The reason I am submitting this as a bug is because it would be more
affective if it denyed before it allowed access. This is also the
standard behavior behind windows ACL structure which is were I am
running into the problem. I am currently transitioning from a windows
file server and what I am trying to do is allow Domain Users access to
that folder while denying access to all users in group 2.


Version-Release number of selected component (if applicable):


How reproducible:
Always

Steps to Reproduce:
1. add group1 and add group 2
2. assign a user to both groups
3. apply permissions to share:
setfacl -m g:group1:rwx /mnt/share/Projects
setfacl -m g:group2:000 /mnt/share/Projects
4. Access the share and the user will be allowed access.
    

Actual Results:  User is allowed access

Expected Results:  User should be denied access

Additional info:

Comment 2 Stephen Tweedie 2004-03-30 13:48:03 UTC
This is not a bug --- the behaviour is specified in the POSIX.1e
withdrawn draft standard, the standard on which POSIX ACLs are based.
 Linux is simply following the accepted POSIX behaviour here.

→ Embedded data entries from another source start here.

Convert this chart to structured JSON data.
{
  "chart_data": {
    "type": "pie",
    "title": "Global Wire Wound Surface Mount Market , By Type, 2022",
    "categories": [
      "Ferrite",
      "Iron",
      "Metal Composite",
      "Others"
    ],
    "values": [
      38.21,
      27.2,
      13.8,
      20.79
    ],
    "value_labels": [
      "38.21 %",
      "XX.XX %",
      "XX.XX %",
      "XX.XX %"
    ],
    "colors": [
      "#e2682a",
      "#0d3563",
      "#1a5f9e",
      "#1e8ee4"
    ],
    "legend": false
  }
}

See section 23.1.5 on pages 42 and 43 of the spec at
http://wt.xpilot.org/publications/posix.1e/download.html for details
of the requried POSIX behaviour.  In particular, lines 194--201
specifically require that we match the process against a granting
group ACL on a file in preference to a denying one.

That POSIX semantics are not the same as Windows semantics is not a bug!